Nervenkitzel ohne Ende. Ingrid Vogl über eine ereignisreiche Woche der Amstettner Volleyballer.

Ein gemütlicher Saisonstart sieht anders aus. Viel Zeit, um langsam ins neue Spieljahr zu finden, hatte die junge Truppe des VCA nicht. Gleich vier Spiele in sieben Tagen hatten die Amstettner Volleyballer in der ersten Meisterschaftswoche zu absolvieren. Erfolgsdruck natürlich inklusive.

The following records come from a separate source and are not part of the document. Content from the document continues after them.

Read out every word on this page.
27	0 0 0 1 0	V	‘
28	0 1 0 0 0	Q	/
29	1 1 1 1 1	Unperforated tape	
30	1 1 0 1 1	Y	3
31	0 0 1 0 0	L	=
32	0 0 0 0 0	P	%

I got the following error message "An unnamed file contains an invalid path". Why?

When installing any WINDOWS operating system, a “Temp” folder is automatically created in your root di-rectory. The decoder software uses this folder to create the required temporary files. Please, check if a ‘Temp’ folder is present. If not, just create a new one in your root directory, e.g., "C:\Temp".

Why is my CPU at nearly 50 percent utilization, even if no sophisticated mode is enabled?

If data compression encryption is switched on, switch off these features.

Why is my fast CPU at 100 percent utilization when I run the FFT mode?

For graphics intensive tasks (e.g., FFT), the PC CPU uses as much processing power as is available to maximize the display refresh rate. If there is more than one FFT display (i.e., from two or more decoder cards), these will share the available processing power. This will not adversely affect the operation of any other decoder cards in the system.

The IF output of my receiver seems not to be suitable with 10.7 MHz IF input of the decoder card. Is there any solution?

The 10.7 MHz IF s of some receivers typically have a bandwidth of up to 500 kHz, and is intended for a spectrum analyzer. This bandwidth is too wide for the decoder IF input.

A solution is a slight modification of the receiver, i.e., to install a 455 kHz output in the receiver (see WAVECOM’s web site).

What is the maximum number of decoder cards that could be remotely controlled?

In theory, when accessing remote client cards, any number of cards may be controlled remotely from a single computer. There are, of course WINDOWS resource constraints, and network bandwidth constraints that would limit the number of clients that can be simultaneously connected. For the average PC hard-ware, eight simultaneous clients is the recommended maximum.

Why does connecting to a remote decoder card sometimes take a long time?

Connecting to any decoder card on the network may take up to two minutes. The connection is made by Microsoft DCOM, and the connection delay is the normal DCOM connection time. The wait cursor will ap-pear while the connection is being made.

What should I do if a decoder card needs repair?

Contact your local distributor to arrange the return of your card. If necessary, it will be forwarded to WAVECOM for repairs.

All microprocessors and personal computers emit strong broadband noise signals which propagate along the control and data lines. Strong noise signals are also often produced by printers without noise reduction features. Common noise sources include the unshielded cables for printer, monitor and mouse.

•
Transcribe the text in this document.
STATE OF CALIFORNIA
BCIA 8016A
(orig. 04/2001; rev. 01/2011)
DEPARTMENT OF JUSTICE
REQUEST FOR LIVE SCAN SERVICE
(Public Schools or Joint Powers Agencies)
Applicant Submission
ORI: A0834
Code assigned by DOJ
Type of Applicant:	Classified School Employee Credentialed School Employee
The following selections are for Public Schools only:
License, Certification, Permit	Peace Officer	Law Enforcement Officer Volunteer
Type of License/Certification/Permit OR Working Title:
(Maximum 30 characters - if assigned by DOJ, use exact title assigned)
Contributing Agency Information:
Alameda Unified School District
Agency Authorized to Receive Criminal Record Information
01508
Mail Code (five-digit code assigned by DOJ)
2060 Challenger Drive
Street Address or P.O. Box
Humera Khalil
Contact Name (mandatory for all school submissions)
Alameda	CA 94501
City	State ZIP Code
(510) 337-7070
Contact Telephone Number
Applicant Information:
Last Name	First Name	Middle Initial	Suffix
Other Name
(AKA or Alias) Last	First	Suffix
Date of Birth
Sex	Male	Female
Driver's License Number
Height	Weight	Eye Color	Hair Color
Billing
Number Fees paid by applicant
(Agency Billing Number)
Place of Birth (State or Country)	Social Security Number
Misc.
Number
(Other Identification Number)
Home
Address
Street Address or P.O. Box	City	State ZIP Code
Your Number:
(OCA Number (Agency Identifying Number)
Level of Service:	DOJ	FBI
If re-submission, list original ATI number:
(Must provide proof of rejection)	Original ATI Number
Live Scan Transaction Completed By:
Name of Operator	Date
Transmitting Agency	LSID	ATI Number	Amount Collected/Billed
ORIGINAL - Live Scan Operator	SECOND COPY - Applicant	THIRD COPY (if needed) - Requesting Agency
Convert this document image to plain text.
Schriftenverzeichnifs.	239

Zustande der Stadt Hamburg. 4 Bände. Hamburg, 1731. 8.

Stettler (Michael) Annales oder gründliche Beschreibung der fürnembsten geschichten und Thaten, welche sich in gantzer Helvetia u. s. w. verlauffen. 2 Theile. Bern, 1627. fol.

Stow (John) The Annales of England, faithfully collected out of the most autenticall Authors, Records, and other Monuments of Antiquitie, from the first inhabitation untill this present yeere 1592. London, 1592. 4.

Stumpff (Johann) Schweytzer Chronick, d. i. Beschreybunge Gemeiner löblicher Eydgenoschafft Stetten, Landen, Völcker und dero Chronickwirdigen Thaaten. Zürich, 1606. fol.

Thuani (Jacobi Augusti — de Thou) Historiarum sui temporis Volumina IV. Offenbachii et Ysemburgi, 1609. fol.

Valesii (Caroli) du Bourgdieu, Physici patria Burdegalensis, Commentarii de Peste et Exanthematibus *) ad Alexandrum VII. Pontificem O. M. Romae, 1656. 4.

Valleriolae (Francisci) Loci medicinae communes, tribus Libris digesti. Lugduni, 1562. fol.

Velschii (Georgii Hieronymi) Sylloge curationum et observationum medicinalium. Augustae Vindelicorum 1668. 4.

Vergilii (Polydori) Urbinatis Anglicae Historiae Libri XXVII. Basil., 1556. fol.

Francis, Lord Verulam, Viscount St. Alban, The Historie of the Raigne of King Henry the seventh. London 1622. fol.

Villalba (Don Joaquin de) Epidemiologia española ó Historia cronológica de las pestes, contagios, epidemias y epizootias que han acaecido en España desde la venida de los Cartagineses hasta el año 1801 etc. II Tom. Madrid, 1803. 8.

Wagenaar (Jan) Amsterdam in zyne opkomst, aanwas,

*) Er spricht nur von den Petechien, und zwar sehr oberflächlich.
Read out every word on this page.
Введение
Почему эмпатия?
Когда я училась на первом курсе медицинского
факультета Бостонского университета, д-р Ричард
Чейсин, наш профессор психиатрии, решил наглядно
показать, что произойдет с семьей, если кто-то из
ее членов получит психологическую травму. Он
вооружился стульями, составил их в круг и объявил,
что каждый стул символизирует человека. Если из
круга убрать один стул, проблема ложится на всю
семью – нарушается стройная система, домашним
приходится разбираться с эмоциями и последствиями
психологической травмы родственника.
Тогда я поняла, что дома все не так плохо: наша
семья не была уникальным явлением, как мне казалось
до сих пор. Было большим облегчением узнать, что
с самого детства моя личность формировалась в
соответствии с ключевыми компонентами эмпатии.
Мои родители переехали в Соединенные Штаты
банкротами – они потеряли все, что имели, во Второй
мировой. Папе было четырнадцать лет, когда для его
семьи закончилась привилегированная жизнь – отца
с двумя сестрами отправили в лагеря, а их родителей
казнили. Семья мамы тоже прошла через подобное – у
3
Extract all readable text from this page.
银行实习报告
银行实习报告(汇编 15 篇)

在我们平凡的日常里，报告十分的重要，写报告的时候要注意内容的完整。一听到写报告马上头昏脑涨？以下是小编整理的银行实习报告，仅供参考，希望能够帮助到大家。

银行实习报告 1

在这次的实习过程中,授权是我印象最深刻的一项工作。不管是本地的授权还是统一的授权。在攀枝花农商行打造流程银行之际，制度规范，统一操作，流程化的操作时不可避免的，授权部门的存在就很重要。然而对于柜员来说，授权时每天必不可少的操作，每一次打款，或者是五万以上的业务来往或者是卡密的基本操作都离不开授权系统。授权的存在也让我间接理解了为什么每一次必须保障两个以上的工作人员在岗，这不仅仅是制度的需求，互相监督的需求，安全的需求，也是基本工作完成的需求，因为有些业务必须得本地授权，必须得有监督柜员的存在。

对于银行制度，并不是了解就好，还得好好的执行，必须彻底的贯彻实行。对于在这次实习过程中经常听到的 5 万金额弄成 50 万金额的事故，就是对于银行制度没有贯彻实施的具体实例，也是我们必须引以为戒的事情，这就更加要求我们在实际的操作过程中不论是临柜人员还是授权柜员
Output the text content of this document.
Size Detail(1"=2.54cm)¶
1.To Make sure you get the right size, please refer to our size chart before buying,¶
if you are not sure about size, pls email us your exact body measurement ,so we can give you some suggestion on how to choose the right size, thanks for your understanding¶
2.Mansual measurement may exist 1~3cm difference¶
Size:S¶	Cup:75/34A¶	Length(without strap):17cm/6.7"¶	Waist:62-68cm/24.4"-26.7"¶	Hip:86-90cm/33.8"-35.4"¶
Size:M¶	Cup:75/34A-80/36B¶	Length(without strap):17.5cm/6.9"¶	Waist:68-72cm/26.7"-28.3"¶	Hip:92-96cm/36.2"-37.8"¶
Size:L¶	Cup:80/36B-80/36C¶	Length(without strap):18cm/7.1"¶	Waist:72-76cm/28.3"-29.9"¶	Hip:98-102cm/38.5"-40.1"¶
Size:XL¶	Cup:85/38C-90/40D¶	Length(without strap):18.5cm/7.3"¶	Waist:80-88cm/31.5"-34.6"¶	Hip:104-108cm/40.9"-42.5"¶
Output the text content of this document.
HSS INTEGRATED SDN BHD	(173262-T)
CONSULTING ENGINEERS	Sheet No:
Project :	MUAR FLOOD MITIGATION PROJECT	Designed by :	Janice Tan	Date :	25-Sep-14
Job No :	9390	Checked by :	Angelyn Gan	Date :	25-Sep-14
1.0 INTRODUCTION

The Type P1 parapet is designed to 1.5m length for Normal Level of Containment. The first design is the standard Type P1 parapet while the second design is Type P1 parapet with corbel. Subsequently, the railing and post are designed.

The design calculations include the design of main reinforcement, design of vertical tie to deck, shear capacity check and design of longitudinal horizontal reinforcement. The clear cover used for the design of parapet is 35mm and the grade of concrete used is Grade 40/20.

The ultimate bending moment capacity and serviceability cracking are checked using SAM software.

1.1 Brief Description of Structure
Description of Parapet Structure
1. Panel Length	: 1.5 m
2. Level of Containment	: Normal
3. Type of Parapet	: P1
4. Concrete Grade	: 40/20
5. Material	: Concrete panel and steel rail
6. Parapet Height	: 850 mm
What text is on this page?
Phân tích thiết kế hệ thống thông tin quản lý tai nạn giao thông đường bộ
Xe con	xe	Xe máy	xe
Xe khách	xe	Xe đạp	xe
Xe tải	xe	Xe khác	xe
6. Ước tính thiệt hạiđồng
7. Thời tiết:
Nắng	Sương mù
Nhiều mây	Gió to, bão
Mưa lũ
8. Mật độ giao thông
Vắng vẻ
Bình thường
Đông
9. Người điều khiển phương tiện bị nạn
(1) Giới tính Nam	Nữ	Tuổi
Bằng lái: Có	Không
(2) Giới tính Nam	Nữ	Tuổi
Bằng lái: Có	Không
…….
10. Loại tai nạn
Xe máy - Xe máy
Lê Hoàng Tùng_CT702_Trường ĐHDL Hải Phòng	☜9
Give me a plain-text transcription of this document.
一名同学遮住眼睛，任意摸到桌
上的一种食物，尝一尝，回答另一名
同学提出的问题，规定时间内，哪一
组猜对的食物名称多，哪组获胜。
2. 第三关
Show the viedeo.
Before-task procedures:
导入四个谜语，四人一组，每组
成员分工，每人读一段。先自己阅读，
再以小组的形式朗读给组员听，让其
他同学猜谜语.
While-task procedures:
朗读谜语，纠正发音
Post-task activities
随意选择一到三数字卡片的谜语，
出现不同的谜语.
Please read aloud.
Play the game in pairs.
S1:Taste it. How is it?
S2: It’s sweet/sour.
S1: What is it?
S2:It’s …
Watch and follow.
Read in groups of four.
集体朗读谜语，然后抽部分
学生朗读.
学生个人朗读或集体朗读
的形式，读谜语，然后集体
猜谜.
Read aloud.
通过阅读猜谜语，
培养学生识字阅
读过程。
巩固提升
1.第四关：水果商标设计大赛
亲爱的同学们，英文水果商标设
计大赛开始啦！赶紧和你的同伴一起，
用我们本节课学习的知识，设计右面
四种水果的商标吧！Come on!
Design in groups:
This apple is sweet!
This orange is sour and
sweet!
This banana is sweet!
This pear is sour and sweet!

Sollten die beiden MEVZA-Partien zu Beginn der Woche noch dazu dienen, sich für die am Samstag gegen Graz beginnende Bundesliga einzuspielen, so stand beim Cupmatch gegen Weiz am Sonntag bereits einiges auf dem Spiel. Schließlich wurde das Cupfinale von den Vereinsverantwortlichen als Saisonziel ausgerufen.

Dass man dieses Ziel nach der ersten Woche nicht schon wieder abschreiben muss, kam nach den Ereignissen der letzten Tage dann doch ein wenig überraschend. Schließlich hatte die Mannschaft einiges wegzustecken – vor allem den verletzungsbedingten Ausfall von Leistungsträger Thomas Tröthann und die 0:3-Schlappe gegen Graz.

Am Tag X waren die Weichen dann trotz allem auf Sieg gestellt. Eine Niederlage in der AVL lässt sich im Laufe der Saison eben ausbessern, eine Niederlage im Cup nicht. Diese Devise haben manche am Wochenende dann vielleicht eine Spur zu wörtlich genommen.